A caption accompanying a housing graph in yesterday's editions incorrectly identified the chart as showing the median net worth of home buyers by age. The graph referred to the median price of houses bought by each age group.

Contrary to pronouncements by "doomsayers," housing in America is not too expensive, the U.S. League of Savings Associations declared yesterday. As prood, league President Joseph Benedict pointed to last year's record sales.

Moreover, an increasing share of houses (36 percent in 1977) are being purchased by singles and couples under 30, another indication that home buyers are not all middle-aged and wealthy, Benedict said. The report, conflicts with governmental and academic studies that found more and more young persons being priced out of the market. These studies drew comparisons between house prices and the median income of all Americans, found prices rising faster.

The league base its conclusions on a survey of 8,500 conventional mortgages at 200 thrift institutions. It found that hoese prices and incomes varied considerably in different geographical areas. The median purchase price in the largest cities was $52,500, while median income of city buyers was $26,588. In the country, the price median was $37,300 and the income median was $19,541.

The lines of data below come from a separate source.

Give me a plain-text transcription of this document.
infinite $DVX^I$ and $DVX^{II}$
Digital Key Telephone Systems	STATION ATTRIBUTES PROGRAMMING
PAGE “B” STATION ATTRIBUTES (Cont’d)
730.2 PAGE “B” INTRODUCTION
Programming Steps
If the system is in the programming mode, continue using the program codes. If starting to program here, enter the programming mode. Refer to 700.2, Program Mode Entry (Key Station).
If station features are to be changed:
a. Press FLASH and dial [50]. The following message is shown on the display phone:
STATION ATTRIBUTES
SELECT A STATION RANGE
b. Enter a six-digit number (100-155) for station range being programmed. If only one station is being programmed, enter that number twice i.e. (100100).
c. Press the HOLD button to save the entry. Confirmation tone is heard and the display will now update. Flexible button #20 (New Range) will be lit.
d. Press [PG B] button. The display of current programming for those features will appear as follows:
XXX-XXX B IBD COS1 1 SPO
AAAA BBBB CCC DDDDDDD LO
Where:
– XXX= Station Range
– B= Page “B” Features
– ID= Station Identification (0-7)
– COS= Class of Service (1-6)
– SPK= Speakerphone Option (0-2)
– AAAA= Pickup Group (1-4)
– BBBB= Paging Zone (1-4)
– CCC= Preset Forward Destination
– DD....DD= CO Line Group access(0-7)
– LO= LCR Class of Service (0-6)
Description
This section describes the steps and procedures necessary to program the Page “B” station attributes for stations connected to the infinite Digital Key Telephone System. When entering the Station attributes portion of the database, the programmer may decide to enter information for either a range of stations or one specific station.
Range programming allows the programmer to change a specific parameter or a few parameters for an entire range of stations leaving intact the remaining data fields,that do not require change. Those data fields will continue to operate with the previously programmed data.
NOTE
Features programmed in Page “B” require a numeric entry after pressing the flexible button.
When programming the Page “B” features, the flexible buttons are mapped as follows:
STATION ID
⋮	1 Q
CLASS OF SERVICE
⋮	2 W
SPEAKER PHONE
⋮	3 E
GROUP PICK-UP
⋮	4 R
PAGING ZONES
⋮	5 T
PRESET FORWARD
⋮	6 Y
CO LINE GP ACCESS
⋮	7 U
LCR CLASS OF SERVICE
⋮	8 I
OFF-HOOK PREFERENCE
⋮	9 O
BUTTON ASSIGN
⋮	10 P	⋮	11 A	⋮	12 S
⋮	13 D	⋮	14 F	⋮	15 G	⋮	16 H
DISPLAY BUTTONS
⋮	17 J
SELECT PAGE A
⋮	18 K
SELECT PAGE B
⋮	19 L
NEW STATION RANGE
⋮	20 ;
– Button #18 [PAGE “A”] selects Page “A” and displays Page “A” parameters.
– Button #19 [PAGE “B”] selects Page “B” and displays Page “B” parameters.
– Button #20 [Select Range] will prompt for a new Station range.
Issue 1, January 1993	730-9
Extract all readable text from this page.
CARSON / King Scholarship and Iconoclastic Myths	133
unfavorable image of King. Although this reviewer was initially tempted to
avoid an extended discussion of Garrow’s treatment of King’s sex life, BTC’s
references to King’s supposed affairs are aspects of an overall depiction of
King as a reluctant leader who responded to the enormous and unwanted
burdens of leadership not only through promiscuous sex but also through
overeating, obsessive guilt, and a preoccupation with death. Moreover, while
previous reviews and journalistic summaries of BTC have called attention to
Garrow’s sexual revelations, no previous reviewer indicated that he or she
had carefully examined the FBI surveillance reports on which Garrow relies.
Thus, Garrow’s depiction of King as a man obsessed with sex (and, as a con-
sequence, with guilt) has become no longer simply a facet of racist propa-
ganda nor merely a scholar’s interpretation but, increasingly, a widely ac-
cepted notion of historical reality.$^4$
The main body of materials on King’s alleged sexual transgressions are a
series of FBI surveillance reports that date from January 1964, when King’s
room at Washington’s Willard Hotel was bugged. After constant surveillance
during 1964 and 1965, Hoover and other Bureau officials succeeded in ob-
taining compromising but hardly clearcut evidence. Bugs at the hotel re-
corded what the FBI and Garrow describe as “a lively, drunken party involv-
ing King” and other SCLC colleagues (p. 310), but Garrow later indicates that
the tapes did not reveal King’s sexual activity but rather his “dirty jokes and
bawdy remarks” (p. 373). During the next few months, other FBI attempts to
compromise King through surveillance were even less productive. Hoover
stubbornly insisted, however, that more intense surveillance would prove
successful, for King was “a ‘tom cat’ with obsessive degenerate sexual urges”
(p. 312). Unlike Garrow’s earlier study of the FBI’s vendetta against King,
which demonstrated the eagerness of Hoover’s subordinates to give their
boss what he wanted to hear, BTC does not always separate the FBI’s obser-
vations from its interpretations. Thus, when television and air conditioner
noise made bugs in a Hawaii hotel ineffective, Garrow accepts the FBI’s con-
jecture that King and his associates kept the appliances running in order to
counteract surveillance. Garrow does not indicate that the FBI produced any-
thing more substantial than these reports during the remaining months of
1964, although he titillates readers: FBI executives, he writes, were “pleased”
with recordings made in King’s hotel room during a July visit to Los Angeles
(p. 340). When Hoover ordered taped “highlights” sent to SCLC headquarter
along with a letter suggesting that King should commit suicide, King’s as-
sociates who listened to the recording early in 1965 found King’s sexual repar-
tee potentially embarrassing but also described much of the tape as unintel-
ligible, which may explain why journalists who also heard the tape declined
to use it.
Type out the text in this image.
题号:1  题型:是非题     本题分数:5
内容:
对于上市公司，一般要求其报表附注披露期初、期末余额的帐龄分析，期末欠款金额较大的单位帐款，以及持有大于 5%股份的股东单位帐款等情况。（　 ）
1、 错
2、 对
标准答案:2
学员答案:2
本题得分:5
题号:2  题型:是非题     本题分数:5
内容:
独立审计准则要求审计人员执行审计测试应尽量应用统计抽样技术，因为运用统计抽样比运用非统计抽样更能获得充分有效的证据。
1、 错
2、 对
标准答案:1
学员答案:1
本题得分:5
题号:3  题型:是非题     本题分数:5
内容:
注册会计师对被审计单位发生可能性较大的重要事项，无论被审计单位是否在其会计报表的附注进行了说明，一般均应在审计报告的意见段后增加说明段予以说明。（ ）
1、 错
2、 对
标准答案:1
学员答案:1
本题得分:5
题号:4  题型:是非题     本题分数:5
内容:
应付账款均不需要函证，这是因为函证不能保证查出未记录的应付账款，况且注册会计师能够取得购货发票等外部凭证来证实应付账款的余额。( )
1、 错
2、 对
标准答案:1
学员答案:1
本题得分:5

Second incomes are increasingly important in purchases, the league continued. More than half (51 percent) of young couples depend to some extent on a secondary earner, and in nearly one-third of the cases (30 per cent) that other wage earner contributes between 30 and 50 percent of the total household income.

Half of all first-home buyers had incomes of $20,000; the median purchase price for this group was about $38,000. This did not include multi-family housing, mobile homes, or housing purchased with loans insured by the FHA or VA. The median income for all households where the head of family is between 25 and 34 - the peak years for buying a first home - is $14,000.

City dwellers' households are getting smaller. Half of the sales last year were to one person units, including 18 to 19 percent singles and 7 per cent unmarried couples. These patterns were observed nationwide.

Only California presented a radically different picture. There the league found the home buyer had a higher income, more net worth, and bought a more expensive home, but had less equity in it.